Italia. I giovani studenti di An in campagna contro le droghe
"Grazie professore". E' la scritta provocatoria che campeggia sui manifesti che Azione studentesca (As), movimento giovanile vicino ad An, esporra' davanti alle scuole nell'ambito della campagna contro le droghe nelle scuole promossa dalla stessa organizzazione.Nei manifesti lo spinello e' affiancato alla siringa e la scritta 'Grazie professore', spiegano i promotori dell'iniziativa, e' il ringraziamento che Azione Studentesca rivolge a tutti quei professori che "chiudendo un occhio davanti alle canne rollate sotto banco non hanno impedito una dipendenza certa dei ragazzi dalle sostanze stupefacenti".
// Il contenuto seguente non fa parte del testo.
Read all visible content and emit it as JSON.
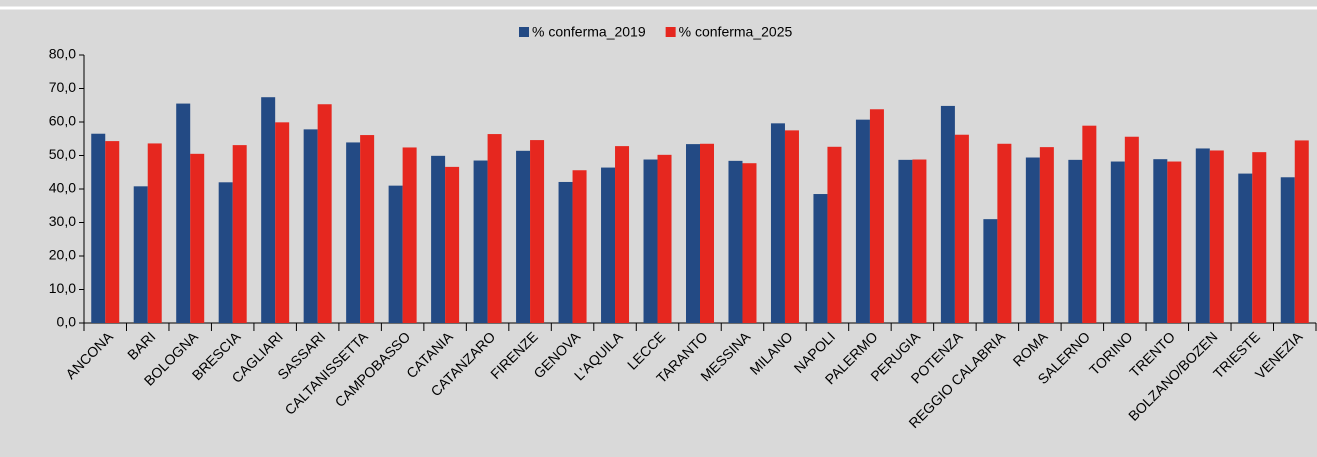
{
  "chart_data": {
    "type": "bar",
    "categories": [
      "ANCONA",
      "BARI",
      "BOLOGNA",
      "BRESCIA",
      "CAGLIARI",
      "SASSARI",
      "CALTANISSETTA",
      "CAMPOBASSO",
      "CATANIA",
      "CATANZARO",
      "FIRENZE",
      "GENOVA",
      "L'AQUILA",
      "LECCE",
      "TARANTO",
      "MESSINA",
      "MILANO",
      "NAPOLI",
      "PALERMO",
      "PERUGIA",
      "POTENZA",
      "REGGIO CALABRIA",
      "ROMA",
      "SALERNO",
      "TORINO",
      "TRENTO",
      "BOLZANO/BOZEN",
      "TRIESTE",
      "VENEZIA"
    ],
    "series": [
      {
        "name": "% conferma_2019",
        "color": "#234a84",
        "values": [
          56.5,
          40.8,
          65.5,
          42.0,
          67.4,
          57.8,
          53.9,
          41.0,
          49.9,
          48.5,
          51.4,
          42.1,
          46.4,
          48.8,
          53.4,
          48.4,
          59.6,
          38.5,
          60.7,
          48.7,
          64.8,
          31.0,
          49.4,
          48.7,
          48.2,
          48.9,
          52.1,
          44.6,
          43.5
        ]
      },
      {
        "name": "% conferma_2025",
        "color": "#e6271f",
        "values": [
          54.3,
          53.6,
          50.5,
          53.1,
          59.9,
          65.3,
          56.1,
          52.4,
          46.6,
          56.4,
          54.6,
          45.6,
          52.8,
          50.2,
          53.5,
          47.7,
          57.5,
          52.6,
          63.8,
          48.8,
          56.2,
          53.5,
          52.5,
          58.9,
          55.6,
          48.2,
          51.5,
          51.0,
          54.5
        ]
      }
    ],
    "ylim": [
      0,
      80
    ],
    "yticks": [
      {
        "value": 0,
        "label": "0,0"
      },
      {
        "value": 10,
        "label": "10,0"
      },
      {
        "value": 20,
        "label": "20,0"
      },
      {
        "value": 30,
        "label": "30,0"
      },
      {
        "value": 40,
        "label": "40,0"
      },
      {
        "value": 50,
        "label": "50,0"
      },
      {
        "value": 60,
        "label": "60,0"
      },
      {
        "value": 70,
        "label": "70,0"
      },
      {
        "value": 80,
        "label": "80,0"
      }
    ],
    "grid": false,
    "legend": "top"
  }
}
La campagna, che sara' avviata sperimentalmente in alcune citta', ha come obiettivo quello di sensibilizzare gli studenti "dimostrando fino a che punto l'uso di stupefacenti puo' degradare la dignita' umana". Si e' inoltre voluto dimostrare, affiancando lo spinello alla siringa, afferma Azione studentesca, che "non esiste differenza tra droghe leggere e pesanti". Chiaro il messaggio della campagna: "Rivendichiamo il ruolo sociale della scuola, che oggi deve prendersi le proprie responsabilita' davanti al dilagare delle droghe tra i giovani, dal momento che la stessa ha sempre affrontato superficialmente il disagio giovanile". Quanto ai manifesti, "non e' un'accusa alla classe dei professori e se gli insegnanti per quel 'Grazie professore' si sentiranno offesi, sara' solo perche' non avranno fatto bene il loro lavoro". Gia' la scorsa settimana, As ha avviato una raccolta firme per l'introduzione dell'Educazione alla salute come materia di pari dignita' rispetto a quelle tradizionali ed ha attivato la casella e-mail [email protected] affinche' ogni studente "possa denunciare gli atti illegali all'interno dei propri istituti".